En quatrième lieu, nous nous opposons à l'interdiction des rejets. La pêche reste une activité de production aléatoire puisque le pêcheur remonte souvent des prises accessoires indésirables. L'importance de ces prises dépend beaucoup des types et des modes de pêche : le chalutage profond présente plus de risques de prises accessoires que la pêche des poissons de mer du Nord rassemblés en colonnes d'eau. Les quotas, calculés au débarquement, provoquent eux-mêmes des rejets. Il y a là un gâchis économique, écologique et alimentaire incontestable. La Commission propose d'interdire purement et simplement les rejets, en obligeant les navires à ramener à terre tout ce qu'ils ont pêché. Cette approche est préoccupante parce que les navires ne sont pas adaptés pour ramener à terre toutes leurs prises. La solution consistant à valoriser les rejets résiduels par la confection de farine de poisson ne fait que donner une valeur économique dérisoire aux prises accessoires sans répondre au défi environnemental. La solution passe par une réduction des rejets via une meilleure sélectivité des engins de pêche.
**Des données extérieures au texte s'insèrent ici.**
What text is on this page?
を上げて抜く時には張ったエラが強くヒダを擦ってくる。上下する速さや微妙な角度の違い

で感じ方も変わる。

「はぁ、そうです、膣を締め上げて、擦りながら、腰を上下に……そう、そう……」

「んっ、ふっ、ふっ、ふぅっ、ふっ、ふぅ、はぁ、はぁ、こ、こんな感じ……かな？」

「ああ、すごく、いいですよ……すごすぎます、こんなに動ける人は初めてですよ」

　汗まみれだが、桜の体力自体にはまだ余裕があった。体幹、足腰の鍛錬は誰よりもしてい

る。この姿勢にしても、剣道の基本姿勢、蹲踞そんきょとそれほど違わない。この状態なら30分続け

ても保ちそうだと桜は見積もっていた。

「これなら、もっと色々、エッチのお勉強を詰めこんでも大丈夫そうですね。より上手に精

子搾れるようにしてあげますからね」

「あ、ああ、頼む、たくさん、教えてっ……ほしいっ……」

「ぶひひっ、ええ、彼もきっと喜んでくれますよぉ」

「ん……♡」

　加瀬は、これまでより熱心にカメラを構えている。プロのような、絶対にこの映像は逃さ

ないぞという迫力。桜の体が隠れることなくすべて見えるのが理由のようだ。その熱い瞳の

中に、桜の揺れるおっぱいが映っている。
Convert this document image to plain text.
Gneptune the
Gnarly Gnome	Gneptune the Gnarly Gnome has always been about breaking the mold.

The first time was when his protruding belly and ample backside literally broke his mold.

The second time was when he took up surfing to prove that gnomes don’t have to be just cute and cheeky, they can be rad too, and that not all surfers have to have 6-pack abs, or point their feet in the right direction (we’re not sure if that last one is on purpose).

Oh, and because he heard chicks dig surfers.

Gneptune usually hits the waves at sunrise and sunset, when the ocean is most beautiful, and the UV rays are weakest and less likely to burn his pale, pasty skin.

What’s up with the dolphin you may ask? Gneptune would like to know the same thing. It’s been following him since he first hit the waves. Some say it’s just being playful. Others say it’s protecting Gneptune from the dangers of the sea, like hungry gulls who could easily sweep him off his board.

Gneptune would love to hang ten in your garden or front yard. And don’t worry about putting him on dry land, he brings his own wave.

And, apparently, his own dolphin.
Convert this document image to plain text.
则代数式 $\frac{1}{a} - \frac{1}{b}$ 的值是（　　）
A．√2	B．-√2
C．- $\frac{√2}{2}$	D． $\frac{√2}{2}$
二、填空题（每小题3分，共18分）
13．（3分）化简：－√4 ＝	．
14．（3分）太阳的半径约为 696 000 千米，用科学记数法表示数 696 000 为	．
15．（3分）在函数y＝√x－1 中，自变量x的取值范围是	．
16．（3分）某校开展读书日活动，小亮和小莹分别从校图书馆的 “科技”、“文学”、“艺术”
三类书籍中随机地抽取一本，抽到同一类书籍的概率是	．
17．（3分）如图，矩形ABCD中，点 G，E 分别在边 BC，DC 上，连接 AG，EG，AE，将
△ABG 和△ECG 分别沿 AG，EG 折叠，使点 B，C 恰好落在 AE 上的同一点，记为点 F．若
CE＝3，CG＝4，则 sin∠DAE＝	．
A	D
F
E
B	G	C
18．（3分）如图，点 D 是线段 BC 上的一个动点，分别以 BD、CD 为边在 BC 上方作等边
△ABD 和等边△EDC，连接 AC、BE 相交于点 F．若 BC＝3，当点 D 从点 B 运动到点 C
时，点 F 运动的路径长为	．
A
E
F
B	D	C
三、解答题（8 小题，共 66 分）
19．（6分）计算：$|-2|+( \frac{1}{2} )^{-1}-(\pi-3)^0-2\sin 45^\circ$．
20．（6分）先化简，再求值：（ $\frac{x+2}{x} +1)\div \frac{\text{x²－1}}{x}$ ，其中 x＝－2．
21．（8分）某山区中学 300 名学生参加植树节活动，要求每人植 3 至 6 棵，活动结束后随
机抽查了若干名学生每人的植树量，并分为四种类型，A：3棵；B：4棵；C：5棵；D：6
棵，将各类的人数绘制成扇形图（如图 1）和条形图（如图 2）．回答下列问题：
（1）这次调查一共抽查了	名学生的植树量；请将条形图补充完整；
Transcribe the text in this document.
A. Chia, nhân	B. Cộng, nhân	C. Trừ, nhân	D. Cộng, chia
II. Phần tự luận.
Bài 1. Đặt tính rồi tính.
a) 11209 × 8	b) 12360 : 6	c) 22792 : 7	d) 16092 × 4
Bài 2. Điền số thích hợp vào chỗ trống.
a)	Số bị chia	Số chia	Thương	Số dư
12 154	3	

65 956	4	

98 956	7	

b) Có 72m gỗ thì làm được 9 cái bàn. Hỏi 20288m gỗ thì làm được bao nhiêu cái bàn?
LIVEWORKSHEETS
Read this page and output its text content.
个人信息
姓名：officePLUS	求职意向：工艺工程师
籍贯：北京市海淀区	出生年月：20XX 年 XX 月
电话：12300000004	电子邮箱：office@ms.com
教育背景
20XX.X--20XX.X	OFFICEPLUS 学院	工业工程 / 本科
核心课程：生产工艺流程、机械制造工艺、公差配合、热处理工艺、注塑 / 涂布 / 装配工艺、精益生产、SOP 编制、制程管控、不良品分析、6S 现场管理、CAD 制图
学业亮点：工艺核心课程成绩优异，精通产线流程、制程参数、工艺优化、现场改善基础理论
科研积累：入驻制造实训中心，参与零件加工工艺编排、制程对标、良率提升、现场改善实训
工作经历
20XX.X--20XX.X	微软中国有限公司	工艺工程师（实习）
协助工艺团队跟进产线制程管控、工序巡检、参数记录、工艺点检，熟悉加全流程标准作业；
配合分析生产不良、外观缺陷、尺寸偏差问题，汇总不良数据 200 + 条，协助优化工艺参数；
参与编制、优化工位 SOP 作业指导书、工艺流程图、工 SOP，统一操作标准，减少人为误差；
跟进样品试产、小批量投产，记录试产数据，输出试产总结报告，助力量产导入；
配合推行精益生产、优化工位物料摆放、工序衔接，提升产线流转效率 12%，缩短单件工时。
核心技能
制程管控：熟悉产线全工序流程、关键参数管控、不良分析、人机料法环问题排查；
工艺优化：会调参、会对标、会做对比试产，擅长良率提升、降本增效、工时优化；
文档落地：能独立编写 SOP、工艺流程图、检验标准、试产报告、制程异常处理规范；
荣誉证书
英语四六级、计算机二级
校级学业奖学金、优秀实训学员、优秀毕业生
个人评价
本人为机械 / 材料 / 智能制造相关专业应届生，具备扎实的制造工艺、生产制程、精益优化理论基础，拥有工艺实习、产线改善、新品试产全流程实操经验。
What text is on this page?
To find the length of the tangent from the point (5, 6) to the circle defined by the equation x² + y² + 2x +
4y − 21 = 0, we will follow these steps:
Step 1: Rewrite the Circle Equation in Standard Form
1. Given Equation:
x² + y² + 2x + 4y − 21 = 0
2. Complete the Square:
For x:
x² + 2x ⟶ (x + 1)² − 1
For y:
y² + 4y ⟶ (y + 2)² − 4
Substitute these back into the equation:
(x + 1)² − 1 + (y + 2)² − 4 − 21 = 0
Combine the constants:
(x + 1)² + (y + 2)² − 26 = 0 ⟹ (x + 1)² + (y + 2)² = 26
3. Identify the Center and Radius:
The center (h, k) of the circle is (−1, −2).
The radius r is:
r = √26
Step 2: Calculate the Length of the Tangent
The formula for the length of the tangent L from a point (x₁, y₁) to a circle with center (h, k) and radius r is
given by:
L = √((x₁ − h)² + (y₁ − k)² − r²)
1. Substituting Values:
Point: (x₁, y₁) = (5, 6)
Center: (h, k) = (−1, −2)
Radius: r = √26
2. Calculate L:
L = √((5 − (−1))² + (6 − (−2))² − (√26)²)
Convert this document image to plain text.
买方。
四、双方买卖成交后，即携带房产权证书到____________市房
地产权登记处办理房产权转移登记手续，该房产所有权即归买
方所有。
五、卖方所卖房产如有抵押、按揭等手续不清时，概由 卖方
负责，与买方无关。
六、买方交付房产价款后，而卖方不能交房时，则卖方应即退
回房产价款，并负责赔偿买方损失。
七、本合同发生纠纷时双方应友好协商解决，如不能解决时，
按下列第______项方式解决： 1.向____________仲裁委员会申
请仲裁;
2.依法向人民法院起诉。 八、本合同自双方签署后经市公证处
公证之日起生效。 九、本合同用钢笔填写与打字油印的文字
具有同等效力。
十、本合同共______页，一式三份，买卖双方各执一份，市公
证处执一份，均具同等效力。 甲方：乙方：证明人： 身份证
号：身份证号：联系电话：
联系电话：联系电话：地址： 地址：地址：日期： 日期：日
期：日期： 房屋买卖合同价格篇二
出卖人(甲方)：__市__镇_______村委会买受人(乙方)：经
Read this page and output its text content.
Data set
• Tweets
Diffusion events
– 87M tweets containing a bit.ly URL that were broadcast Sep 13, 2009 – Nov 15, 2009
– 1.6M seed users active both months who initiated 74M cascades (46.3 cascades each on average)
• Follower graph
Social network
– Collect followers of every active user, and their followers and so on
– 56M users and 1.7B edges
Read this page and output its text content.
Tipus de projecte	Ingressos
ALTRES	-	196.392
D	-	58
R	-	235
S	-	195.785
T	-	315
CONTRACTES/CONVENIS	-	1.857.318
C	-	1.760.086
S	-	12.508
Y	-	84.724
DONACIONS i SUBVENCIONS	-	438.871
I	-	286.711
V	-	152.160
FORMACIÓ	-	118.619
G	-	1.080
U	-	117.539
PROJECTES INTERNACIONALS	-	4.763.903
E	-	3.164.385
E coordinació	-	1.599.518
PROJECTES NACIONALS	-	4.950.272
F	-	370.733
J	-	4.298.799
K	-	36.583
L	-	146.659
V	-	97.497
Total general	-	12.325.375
Là encore, l'approche régionale par pêcherie est meilleure que l'application d'une norme uniforme décidée à Bruxelles.

Enfin, la réforme de l'Organisation commune des marchés (OCM) supprime les soutiens au stockage et les dispositifs d'intervention en cas de perturbation des marchés. Même si les prix de retrait étaient souvent dérisoires, ce filet de sécurité était une assurance pour les pêcheurs. Nous regrettons aussi que la réforme soit pratiquement muette sur les conditions de concurrence internationale auxquelles les pêcheurs européens doivent faire face.

La nouvelle OCM renforce l'information du consommateur. Les données actuelles sur les lieux de pêche (type « pêche Atlantique Nord Est ») sont inadaptées. Pour ne pas assommer le consommateur avec des données inutiles, une information plus pertinente est nécessaire.

Enfin, la réforme transforme le Fonds européen pour la pêche (FEP) - apprécié par les pêcheurs - en un Fonds européen pour les affaires maritimes et la pêche (FEAMP) dont l'objet est plus large puisqu'il traite de la politique maritime de l'Union. Cette extension paraît opportune mais il faudra veiller à ce que le volet pêche ne soit pas « cannibalisé » par les dépenses portant sur l'espace et l'environnement. Ce fonds doit permettre d'améliorer les flottes et pas seulement d'accompagner la cessation d'activités. Cette amélioration doit concerner en particulier les domaines sociaux et environnementaux, comme la réduction de la consommation d'énergie des navires.

En fonction de ces considérations, mes collègues et moi-même avons présenté cette proposition de résolution que notre commission pourrait reprendre à son compte.